What I didn’t realize at the time was that Chief Judge Freudenthal is married to Dave Freudenthal, a Democrat who, up until this year, was the governor of Wyoming. I stumbled on this fact in the course of reading more of Michelle Malkin’s diligent reporting on the Obama Interior Department’s aggressive campaign to stifle energy exploration by strangling industry in red tape and process. Turns out that back in 2010, with Interior’s Bureau of Land Management sitting on more than $100 million worth of unissued oil and gas leases, the local press noted that Governor Freudenthal had written to Interior Secretary Ken Salazar to urge action on the backlog. 

Governor Freudenthal’s term ended in January of this year (he was replaced by Gov. Matt Mead, a Republican). Governor Freudenthal was an early Obama supporter for the 2008 Democratic presidential nomination. After Obama was elected, Freudenthal recommended that President Obama nominate his wife — a lawyer with lots of energy and environmental law experience, who was then a partner in a Cheyenne firm — to become a federal judge. She was nominated in 2009 and confirmed in early 2010. There are only three federal judicial slots in Wyoming, and Mrs. Freudenthal filled a vacancy that had been open since 2006 because the Judiciary Committee, once it was under Democratic control, would not give a hearing to President Bush’s nominee, Richard Honaker.
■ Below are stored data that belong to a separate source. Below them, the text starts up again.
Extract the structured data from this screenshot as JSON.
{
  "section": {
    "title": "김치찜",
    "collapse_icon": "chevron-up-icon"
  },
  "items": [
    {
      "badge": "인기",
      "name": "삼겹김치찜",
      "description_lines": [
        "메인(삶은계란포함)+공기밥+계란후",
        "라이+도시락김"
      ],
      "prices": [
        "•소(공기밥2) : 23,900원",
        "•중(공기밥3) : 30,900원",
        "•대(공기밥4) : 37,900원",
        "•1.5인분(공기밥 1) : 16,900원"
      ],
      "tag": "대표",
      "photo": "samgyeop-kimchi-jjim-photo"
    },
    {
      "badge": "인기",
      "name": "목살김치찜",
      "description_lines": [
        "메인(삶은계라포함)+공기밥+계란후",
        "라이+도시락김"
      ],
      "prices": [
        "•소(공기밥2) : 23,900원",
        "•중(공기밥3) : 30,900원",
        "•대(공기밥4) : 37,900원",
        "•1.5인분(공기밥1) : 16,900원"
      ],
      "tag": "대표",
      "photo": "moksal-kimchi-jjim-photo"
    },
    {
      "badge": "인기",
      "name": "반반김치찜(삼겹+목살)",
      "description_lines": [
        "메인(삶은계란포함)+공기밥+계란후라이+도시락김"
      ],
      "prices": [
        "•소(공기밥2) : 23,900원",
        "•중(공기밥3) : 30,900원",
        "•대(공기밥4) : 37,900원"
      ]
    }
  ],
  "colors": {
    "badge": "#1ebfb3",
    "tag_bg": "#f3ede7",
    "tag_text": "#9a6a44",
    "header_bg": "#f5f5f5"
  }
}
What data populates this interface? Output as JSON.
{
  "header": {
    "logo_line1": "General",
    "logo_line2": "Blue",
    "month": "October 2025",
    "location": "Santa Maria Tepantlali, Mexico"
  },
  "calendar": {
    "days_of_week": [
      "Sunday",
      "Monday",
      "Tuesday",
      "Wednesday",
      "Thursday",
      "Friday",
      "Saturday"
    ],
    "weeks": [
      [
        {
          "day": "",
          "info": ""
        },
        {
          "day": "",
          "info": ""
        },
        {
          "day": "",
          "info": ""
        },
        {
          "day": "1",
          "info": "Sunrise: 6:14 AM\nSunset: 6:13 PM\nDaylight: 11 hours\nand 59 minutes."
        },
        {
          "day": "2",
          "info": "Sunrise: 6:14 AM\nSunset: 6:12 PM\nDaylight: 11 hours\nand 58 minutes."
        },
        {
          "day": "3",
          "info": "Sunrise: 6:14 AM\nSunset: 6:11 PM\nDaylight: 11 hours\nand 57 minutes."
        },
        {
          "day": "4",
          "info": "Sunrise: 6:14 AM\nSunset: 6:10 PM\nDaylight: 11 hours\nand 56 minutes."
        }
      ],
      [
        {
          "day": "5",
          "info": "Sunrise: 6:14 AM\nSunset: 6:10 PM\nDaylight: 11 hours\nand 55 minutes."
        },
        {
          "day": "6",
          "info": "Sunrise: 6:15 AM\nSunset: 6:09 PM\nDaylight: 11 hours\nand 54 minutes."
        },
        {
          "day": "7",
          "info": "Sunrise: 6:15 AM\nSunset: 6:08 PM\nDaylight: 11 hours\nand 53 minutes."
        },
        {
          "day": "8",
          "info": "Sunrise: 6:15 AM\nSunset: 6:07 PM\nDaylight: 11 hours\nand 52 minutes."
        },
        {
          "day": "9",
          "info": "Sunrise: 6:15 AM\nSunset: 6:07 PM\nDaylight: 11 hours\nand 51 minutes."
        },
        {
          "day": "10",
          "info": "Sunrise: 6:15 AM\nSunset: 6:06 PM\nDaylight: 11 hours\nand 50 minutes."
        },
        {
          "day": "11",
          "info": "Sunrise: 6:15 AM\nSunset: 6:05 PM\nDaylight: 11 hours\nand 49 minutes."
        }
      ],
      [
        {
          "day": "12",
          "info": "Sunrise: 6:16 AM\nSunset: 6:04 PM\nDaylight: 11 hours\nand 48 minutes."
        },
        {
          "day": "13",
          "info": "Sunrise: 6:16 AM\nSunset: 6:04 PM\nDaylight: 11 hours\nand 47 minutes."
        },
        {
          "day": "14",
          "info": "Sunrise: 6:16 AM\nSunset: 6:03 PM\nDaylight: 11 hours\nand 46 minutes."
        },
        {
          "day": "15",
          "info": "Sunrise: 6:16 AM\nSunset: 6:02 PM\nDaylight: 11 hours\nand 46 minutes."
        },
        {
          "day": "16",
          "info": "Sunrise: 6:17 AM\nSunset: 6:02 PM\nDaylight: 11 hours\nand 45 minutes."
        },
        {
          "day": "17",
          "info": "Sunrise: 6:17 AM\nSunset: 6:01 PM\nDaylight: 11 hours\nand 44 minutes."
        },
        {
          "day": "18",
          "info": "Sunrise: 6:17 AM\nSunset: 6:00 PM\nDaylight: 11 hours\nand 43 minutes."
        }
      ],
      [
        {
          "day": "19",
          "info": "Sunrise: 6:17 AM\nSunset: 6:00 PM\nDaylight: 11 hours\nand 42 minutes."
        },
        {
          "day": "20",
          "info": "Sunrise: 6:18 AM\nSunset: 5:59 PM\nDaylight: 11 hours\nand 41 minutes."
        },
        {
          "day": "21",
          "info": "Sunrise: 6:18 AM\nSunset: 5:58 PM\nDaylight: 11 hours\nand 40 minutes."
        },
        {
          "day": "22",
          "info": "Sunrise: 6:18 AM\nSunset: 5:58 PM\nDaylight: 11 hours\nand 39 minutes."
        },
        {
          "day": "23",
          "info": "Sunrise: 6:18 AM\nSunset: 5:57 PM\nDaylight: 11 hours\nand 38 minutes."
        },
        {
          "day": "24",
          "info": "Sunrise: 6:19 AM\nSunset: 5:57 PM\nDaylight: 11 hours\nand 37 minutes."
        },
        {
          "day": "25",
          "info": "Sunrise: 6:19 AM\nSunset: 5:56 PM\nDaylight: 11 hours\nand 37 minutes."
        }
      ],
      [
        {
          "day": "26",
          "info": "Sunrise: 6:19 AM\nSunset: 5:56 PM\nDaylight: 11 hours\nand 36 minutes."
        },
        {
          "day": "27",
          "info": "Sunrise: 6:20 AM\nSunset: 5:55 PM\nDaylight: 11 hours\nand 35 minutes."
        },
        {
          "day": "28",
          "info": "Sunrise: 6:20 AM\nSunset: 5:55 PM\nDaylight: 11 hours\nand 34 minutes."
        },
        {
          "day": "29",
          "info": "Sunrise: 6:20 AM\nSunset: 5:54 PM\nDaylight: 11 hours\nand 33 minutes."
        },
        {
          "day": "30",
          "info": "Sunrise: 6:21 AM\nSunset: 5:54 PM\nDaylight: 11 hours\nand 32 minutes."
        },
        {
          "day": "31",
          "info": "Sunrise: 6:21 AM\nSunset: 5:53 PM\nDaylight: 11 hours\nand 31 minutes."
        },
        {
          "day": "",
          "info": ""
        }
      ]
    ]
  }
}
I imagine we will be hearing more about this from the enviro-activists. I am not contending that there is anything improper about all this — I simply don’t know. From what I’ve been able to gather, Governor Freudenthal was urging that the Interior Department act on the leases one way or another, not necessarily that they be granted. Chief Judge Freudenthal’s ruling essentially invalidates the rules on which Interior was relying in order not to act — and by the time she ruled, her husband was no longer governor. On the merits, what the former governor and the judge have done seems appropriate and legally grounded. But it is peculiar to find a wife, as a judge, rendering a decision on a matter in which her husband, as governor, played an active role — seeking action from the government agency against whom the wife ultimately ruled precisely because the agency failed to act.